AWS IAM Identity Center architecture

AWS IAM Identity Center is the recommended solution for managing workforce access across an AWS organization. It replaces the manual process of configuring SAML trust relationships and IAM roles in each account with a centralized assignment model.

Core components and deployment model

Identity Center operates through three interconnected components. The identity source connects to an external IdP through SAML 2.0 or SCIM provisioning, or uses a built-in directory for smaller deployments. Permission sets act as standardized templates containing the IAM policies that define what actions a user can perform. Finally, account assignments link specific users or groups to those permission sets within targeted AWS accounts, creating a matrix of who can access what and where.

When a permission set is assigned to an account, Identity Center creates an IAM role in that account with the defined policies. Users authenticate once through the Identity Center portal and see all accounts and roles available to them. Selecting an account and permission set triggers STS role assumption behind the scenes, delivering temporary credentials without the user managing any federation details.

Integration with AWS Organizations

Identity Center integrates natively with AWS Organizations, automatically discovering all member accounts. This eliminates the need to manually register accounts or maintain federation metadata per account.
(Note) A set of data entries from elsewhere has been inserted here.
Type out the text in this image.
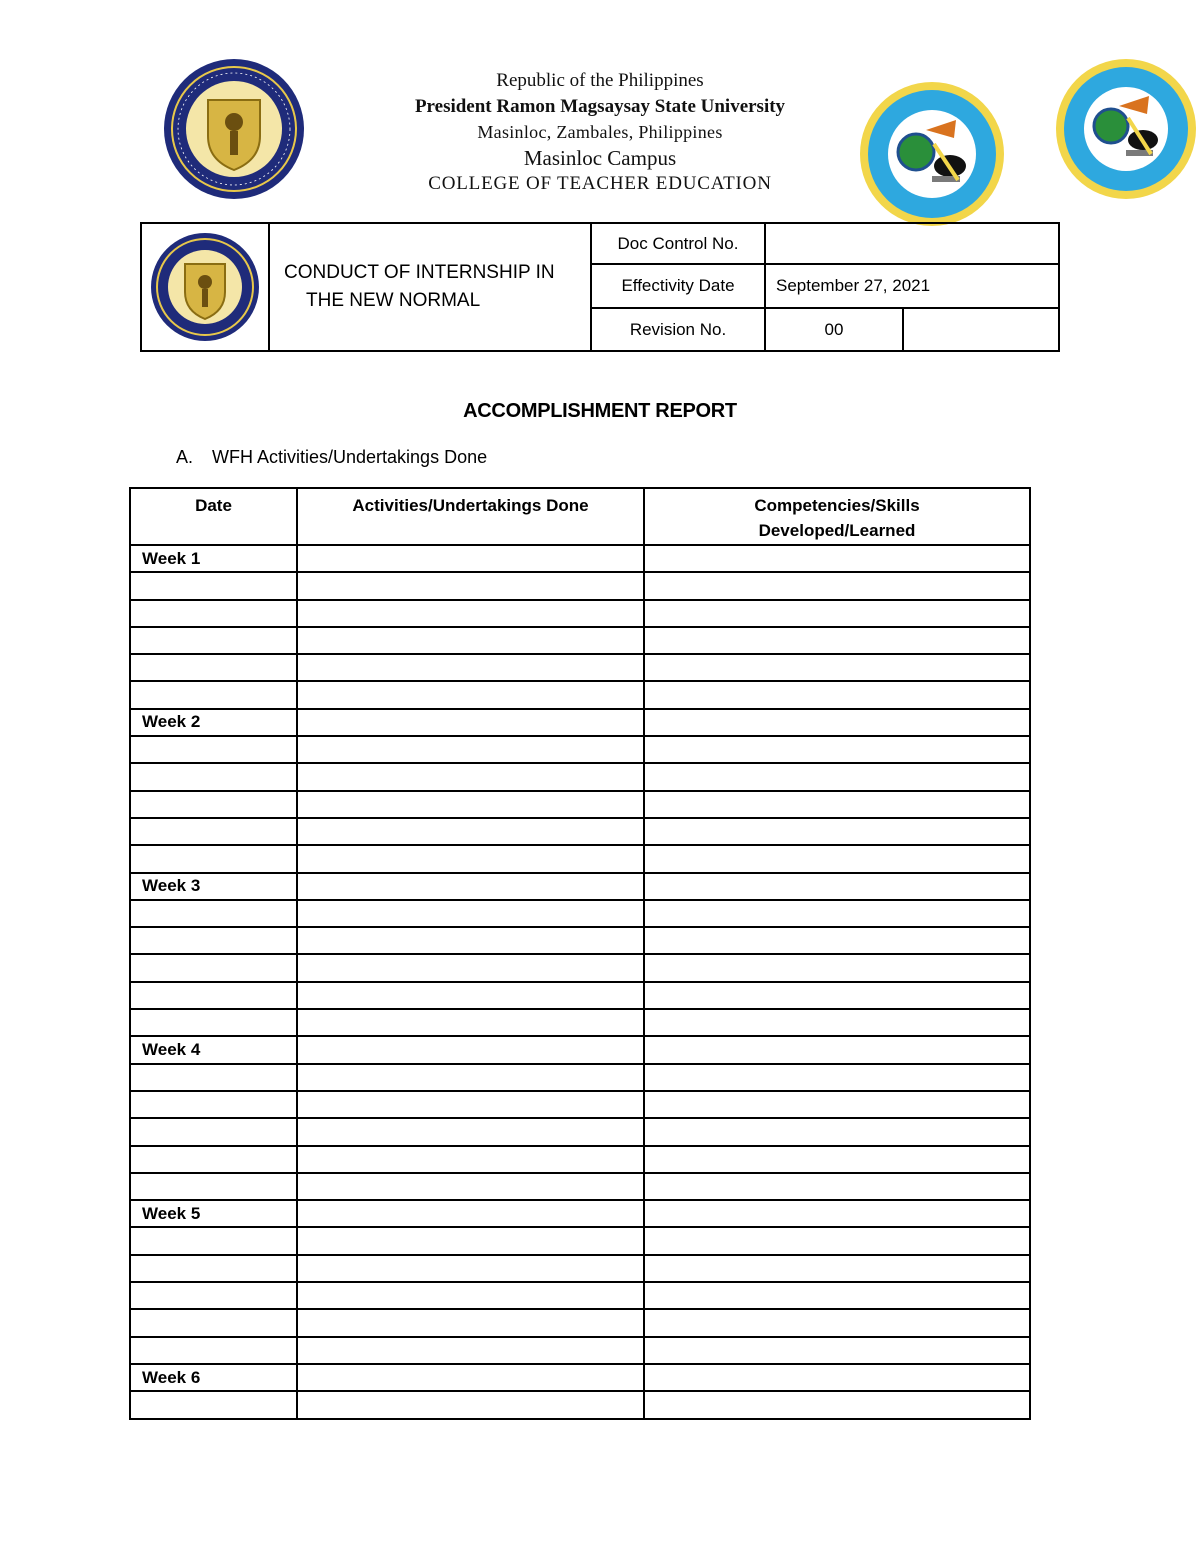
Republic of the Philippines
President Ramon Magsaysay State University
Masinloc, Zambales, Philippines
Masinloc Campus
COLLEGE OF TEACHER EDUCATION

CONDUCT OF INTERNSHIP IN
THE NEW NORMAL	Doc Control No.		
		Effectivity Date	September 27, 2021	
		Revision No.	00	
ACCOMPLISHMENT REPORT
A. WFH Activities/Undertakings Done
Date	Activities/Undertakings Done	Competencies/Skills
Developed/Learned
Week 1		

Week 2		

Week 3		

Week 4		

Week 5		

Week 6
When a new account is created through Organizations, it immediately becomes available for permission set assignments.

The centralized model contrasts sharply with the anti-pattern of managing IAM users or SAML configurations independently in each account. That approach creates inconsistent access policies, duplicated administrative effort, and gaps in offboarding where a departed employee retains access in forgotten accounts.

Trade-offs in identity architecture

Choosing between Identity Center and account-level SAML federation involves a clear trade-off. Identity Center provides lower operational overhead, consistent permission deployment, and a unified audit trail through CloudTrail integration. Account-level SAML federation offers more granular control over individual trust relationships and may be necessary when accounts exist outside the organization’s boundary.
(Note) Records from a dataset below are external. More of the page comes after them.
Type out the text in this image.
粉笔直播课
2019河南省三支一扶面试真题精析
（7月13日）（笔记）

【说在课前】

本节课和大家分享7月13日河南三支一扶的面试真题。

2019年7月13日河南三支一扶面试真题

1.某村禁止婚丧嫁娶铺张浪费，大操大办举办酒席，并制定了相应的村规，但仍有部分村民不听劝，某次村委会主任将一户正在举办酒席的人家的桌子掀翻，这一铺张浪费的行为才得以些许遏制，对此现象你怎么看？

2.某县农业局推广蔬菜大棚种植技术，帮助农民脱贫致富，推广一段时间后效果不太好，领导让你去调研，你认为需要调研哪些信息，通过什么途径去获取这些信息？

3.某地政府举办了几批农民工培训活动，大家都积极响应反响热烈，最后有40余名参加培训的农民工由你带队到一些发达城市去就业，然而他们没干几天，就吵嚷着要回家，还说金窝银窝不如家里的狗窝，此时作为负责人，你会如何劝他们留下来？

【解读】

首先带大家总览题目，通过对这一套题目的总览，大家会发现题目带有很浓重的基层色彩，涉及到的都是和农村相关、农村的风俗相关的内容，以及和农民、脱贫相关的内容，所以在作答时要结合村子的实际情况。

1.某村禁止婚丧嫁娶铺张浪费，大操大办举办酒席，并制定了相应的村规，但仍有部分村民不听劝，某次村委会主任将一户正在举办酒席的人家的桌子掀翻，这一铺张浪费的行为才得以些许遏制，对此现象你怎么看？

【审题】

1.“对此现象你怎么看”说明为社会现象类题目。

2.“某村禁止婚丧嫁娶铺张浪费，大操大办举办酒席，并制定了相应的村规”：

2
Practical tip: Identity Center permission sets support both AWS managed policies and custom inline policies. For exam scenarios, prefer managed policies for common access patterns and custom policies only when specific condition keys or resource restrictions are required.

Conclusion

Enterprise identity architecture on AWS follows a layered authorization model. IAM policies with condition keys and ABAC enforce fine-grained, context-aware access at the resource level. Permission boundaries constrain delegated administrators so they cannot exceed defined guardrails. STS temporary credentials with session tags and external IDs replace static keys for cross-account and third-party access. AWS IAM Identity Center unifies workforce authentication and permission management across the entire organization. In the next lesson on AWS Organizations and SCP design, these identity controls are complemented by Service Control Policies, which define the absolute maximum permissions any principal can exercise, regardless of what their IAM policies or permission sets allow.